041913i OblivionBut then one of the drones and a turbine get sabotaged; there’s a strange signal out near the radioactive zone and Jack starts asking questions.

To say any more about the plot would be to do the film, and potential goers, a disservice, so I’ll cease.

The screening of “Oblivion” I attended was in IMAX format, and I can’t stress enough that this is the only way to see it. The film, directed by Joseph Kosinski, is a scrumptious feast visually and the whizzing drones, zapping lasers and booming explosions take on a role of their own in the surround sound.
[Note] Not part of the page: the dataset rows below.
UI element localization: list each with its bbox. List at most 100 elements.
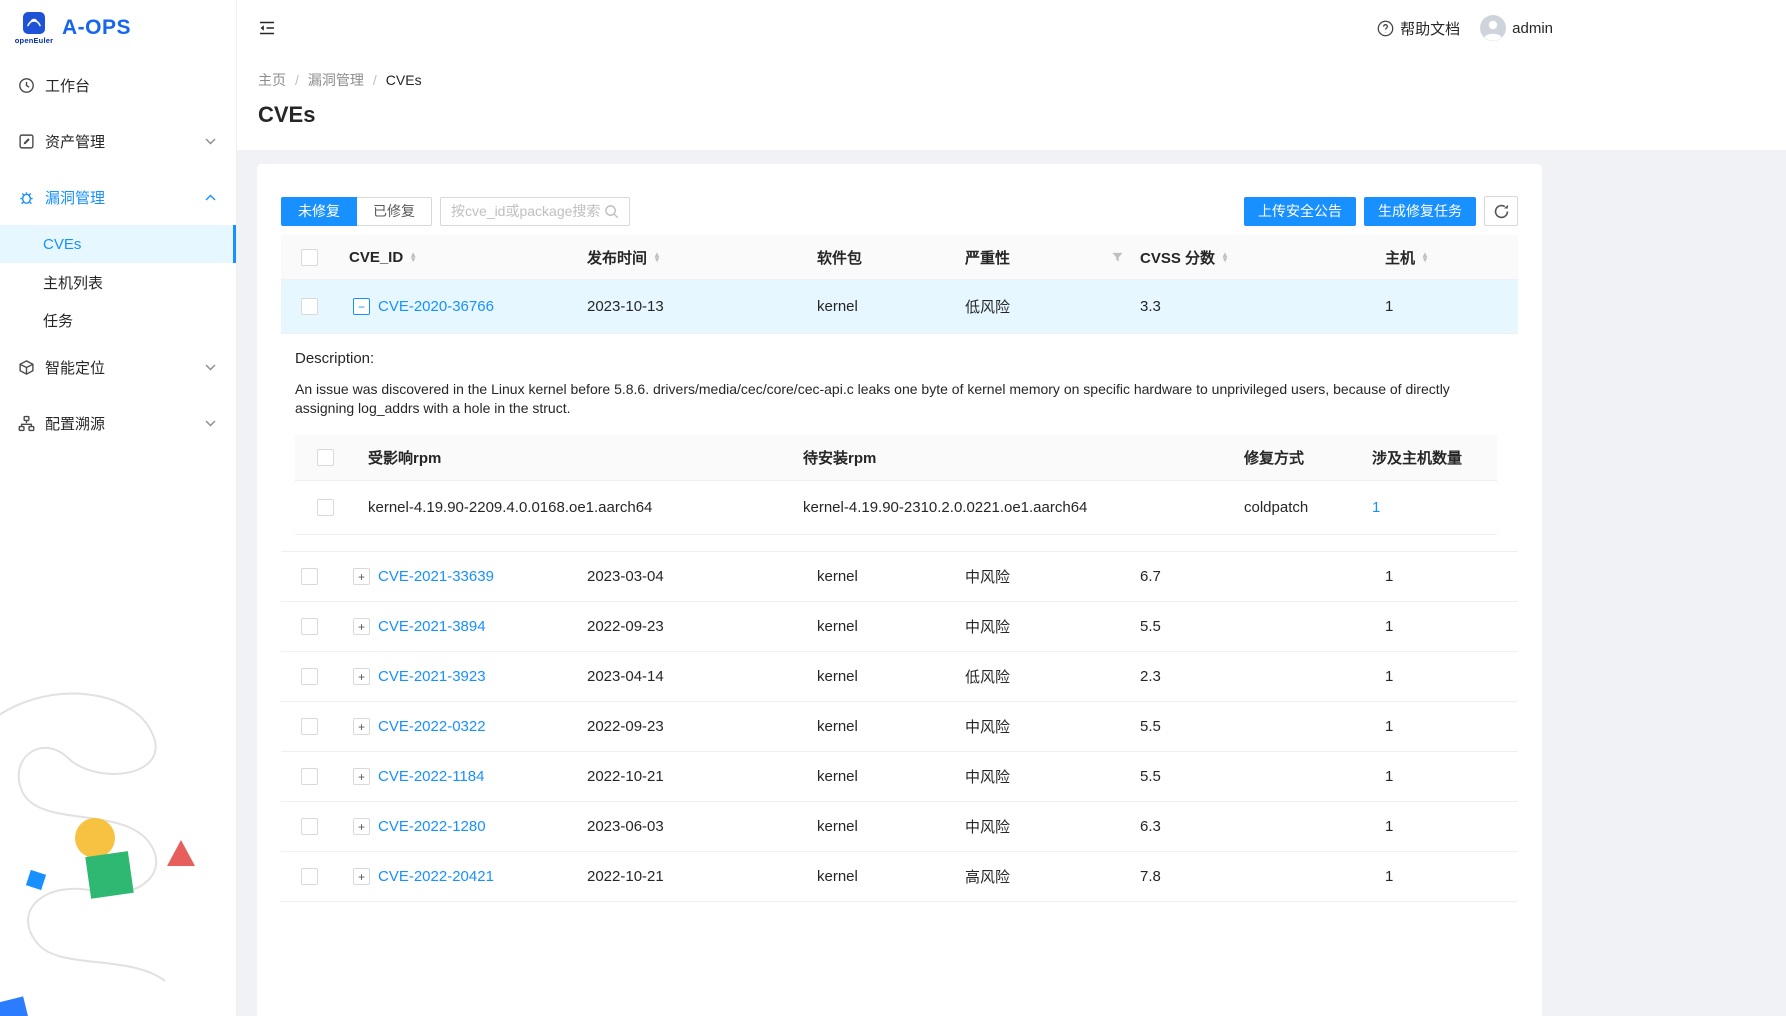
cve-link[interactable]: CVE-2022-20421 <box>378 868 494 885</box>
sidebar-item-smart-location[interactable]: 智能定位 <box>0 347 236 387</box>
row-checkbox[interactable] <box>301 618 318 635</box>
sidebar-item-workbench[interactable]: 工作台 <box>0 65 236 105</box>
sidebar-item-asset-mgmt[interactable]: 资产管理 <box>0 121 236 161</box>
page-head: 主页 / 漏洞管理 / CVEs CVEs <box>237 56 1786 150</box>
column-header-severity[interactable]: 严重性 <box>965 247 1140 268</box>
vuln-mgmt-submenu: CVEs 主机列表 任务 <box>0 225 236 339</box>
column-header-cvss-score[interactable]: CVSS 分数 ▲▼ <box>1140 247 1385 268</box>
sidebar-item-tasks[interactable]: 任务 <box>0 301 236 339</box>
green-square-shape <box>85 851 133 899</box>
table-row: + CVE-2022-1184 2022-10-21 kernel 中风险 5.… <box>281 752 1518 802</box>
cve-link[interactable]: CVE-2021-3894 <box>378 618 486 635</box>
column-label: CVSS 分数 <box>1140 247 1215 268</box>
help-docs-label: 帮助文档 <box>1400 18 1460 39</box>
select-all-checkbox[interactable] <box>301 249 318 266</box>
severity-cell: 中风险 <box>965 716 1140 737</box>
cve-link[interactable]: CVE-2021-3923 <box>378 668 486 685</box>
sidebar-item-label: 配置溯源 <box>45 413 195 434</box>
filter-icon[interactable] <box>1111 251 1124 264</box>
cve-link[interactable]: CVE-2022-1184 <box>378 768 484 785</box>
refresh-icon <box>1493 203 1510 220</box>
column-header-cve-id[interactable]: CVE_ID ▲▼ <box>337 249 587 266</box>
host-count-link[interactable]: 1 <box>1372 499 1380 516</box>
rpm-row-checkbox[interactable] <box>317 499 334 516</box>
main-area: 帮助文档 admin 主页 / 漏洞管理 / CVEs CVEs 未修复 <box>237 0 1786 1016</box>
cve-card: 未修复 已修复 上传安全公告 生成修复任务 <box>257 164 1542 1016</box>
expand-row-button[interactable]: + <box>353 718 370 735</box>
rpm-table: 受影响rpm 待安装rpm 修复方式 涉及主机数量 kernel-4.19.90… <box>295 435 1497 535</box>
expand-row-button[interactable]: + <box>353 818 370 835</box>
description-label: Description: <box>295 350 1497 367</box>
expand-row-button[interactable]: + <box>353 868 370 885</box>
column-header-hosts[interactable]: 主机 ▲▼ <box>1385 247 1518 268</box>
install-rpm-cell: kernel-4.19.90-2310.2.0.0221.oe1.aarch64 <box>803 499 1244 516</box>
description-text: An issue was discovered in the Linux ker… <box>295 380 1490 418</box>
sidebar-item-vuln-mgmt[interactable]: 漏洞管理 <box>0 177 236 217</box>
sidebar-item-host-list[interactable]: 主机列表 <box>0 263 236 301</box>
edit-square-icon <box>18 133 35 150</box>
username: admin <box>1512 20 1553 37</box>
column-header-package: 软件包 <box>817 247 965 268</box>
row-checkbox[interactable] <box>301 298 318 315</box>
cve-link[interactable]: CVE-2022-0322 <box>378 718 486 735</box>
sidebar-item-cves[interactable]: CVEs <box>0 225 236 263</box>
row-checkbox[interactable] <box>301 568 318 585</box>
upload-advisory-button[interactable]: 上传安全公告 <box>1244 197 1356 226</box>
expand-row-button[interactable]: + <box>353 768 370 785</box>
host-count-cell: 1 <box>1385 768 1518 785</box>
severity-cell: 低风险 <box>965 296 1140 317</box>
app-name: A-OPS <box>62 16 131 40</box>
expand-row-button[interactable]: + <box>353 668 370 685</box>
help-docs-link[interactable]: 帮助文档 <box>1377 18 1460 39</box>
app-logo[interactable]: openEuler A-OPS <box>0 0 236 56</box>
openeuler-logo-text: openEuler <box>15 36 53 45</box>
table-row: + CVE-2022-1280 2023-06-03 kernel 中风险 6.… <box>281 802 1518 852</box>
row-checkbox[interactable] <box>301 818 318 835</box>
publish-date-cell: 2023-06-03 <box>587 818 817 835</box>
yellow-circle-shape <box>75 818 115 858</box>
column-label: 严重性 <box>965 247 1010 268</box>
package-cell: kernel <box>817 768 965 785</box>
expand-row-button[interactable]: − <box>353 298 370 315</box>
sidebar-collapse-button[interactable] <box>258 19 276 37</box>
filter-fixed-button[interactable]: 已修复 <box>357 197 432 226</box>
cve-link[interactable]: CVE-2022-1280 <box>378 818 486 835</box>
row-checkbox[interactable] <box>301 868 318 885</box>
row-checkbox[interactable] <box>301 768 318 785</box>
column-header-publish-date[interactable]: 发布时间 ▲▼ <box>587 247 817 268</box>
breadcrumb-home[interactable]: 主页 <box>258 70 286 90</box>
refresh-button[interactable] <box>1484 196 1518 226</box>
search-input[interactable] <box>451 203 604 219</box>
question-circle-icon <box>1377 20 1394 37</box>
cve-link[interactable]: CVE-2021-33639 <box>378 568 494 585</box>
chevron-down-icon <box>205 138 216 145</box>
sort-icon[interactable]: ▲▼ <box>409 252 417 263</box>
row-checkbox[interactable] <box>301 718 318 735</box>
publish-date-cell: 2022-10-21 <box>587 868 817 885</box>
expand-row-button[interactable]: + <box>353 618 370 635</box>
expand-row-button[interactable]: + <box>353 568 370 585</box>
column-header-fix-method: 修复方式 <box>1244 447 1372 468</box>
chevron-down-icon <box>205 364 216 371</box>
sidebar-item-config-trace[interactable]: 配置溯源 <box>0 403 236 443</box>
package-cell: kernel <box>817 618 965 635</box>
row-checkbox[interactable] <box>301 668 318 685</box>
cvss-score-cell: 6.3 <box>1140 818 1385 835</box>
sort-icon[interactable]: ▲▼ <box>1221 252 1229 263</box>
column-label: 主机 <box>1385 247 1415 268</box>
sort-icon[interactable]: ▲▼ <box>653 252 661 263</box>
table-row: − CVE-2020-36766 2023-10-13 kernel 低风险 3… <box>281 280 1518 334</box>
rpm-select-all-checkbox[interactable] <box>317 449 334 466</box>
cube-icon <box>18 359 35 376</box>
cve-link[interactable]: CVE-2020-36766 <box>378 298 494 315</box>
user-menu[interactable]: admin <box>1480 15 1553 41</box>
search-icon[interactable] <box>604 204 619 219</box>
breadcrumb-vuln-mgmt[interactable]: 漏洞管理 <box>308 70 364 90</box>
sort-icon[interactable]: ▲▼ <box>1421 252 1429 263</box>
generate-fix-task-button[interactable]: 生成修复任务 <box>1364 197 1476 226</box>
column-label: CVE_ID <box>349 249 403 266</box>
severity-cell: 高风险 <box>965 866 1140 887</box>
filter-unfixed-button[interactable]: 未修复 <box>281 197 357 226</box>
cvss-score-cell: 5.5 <box>1140 768 1385 785</box>
table-body: − CVE-2020-36766 2023-10-13 kernel 低风险 3… <box>281 280 1518 902</box>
Everything builds nicely initially, engrossing and fashioning a riddle about what our tomorrow might look like. But as it goes, there is something deeply unsettling. Aren’t those drones, an amalgam of Huey, Louie and Dewy from “Silent Running” and the bad-ass blaster ’bot in “Robocop?” How many times does Jack, roaming about in the desert perforated by the fractured remains of landmark bridges and towers, evoke memories of Luke in the first “Star Wars” (1977) or even Charlton Heston in “Planet of the Apes”? Oh, and then there’s the ominous computerized voice that calls all the shots from behind the protective curtain of wires. Hal or Mother from “2001” or “Alien” anyone?

Those are just a few of the many egregious pilfers in what turns out to be a sci-fi flick mashup. Even “An Affair to Remember” gets sucked up and regurgitated.

Once you start to realize the patchwork, and Tom Cruise too, begins to seem like a retread of everything he’s done before (save “Born on the Fourth of July” and “Magnolia”), Kosinski’s opulence begins to lose it ability to impress and becomes little more than gunpowder burns and saccharine excess.

Perhaps the most interesting aspect to “Oblivion” is its use of drones as a police force. The debate in the here and now about using them to strike terrorist cells abroad and the potential to use them for law enforcement here might use it as good food for thought. Other than that, you get a bunch of Cruise and a logic-challenged reveal in the denouement. Morgan Freeman adds some grace as the gruff old voice of reason, and Riseborough and Olga Kurylenko (”To the Wonder”), as a figment of Jack’s fractured memory and more, make the most of their thin roles.

Kosinski, who made “Tron: Legacy” and adapted “Oblivion” from his own graphic novel, has plenty of elan and an active, if not original, imagination. He’s Quentin Tarantino sans the snappy dialogue, nonlinear narrative and knack for the cool. Perhaps Kosinski needs to hunker down with a veteran scribe and a cantankerous producer, maybe even change up the genre, and let the pieces fall where they may. Then we’ll know if he’s a caretaker of cliché or a budding auteur.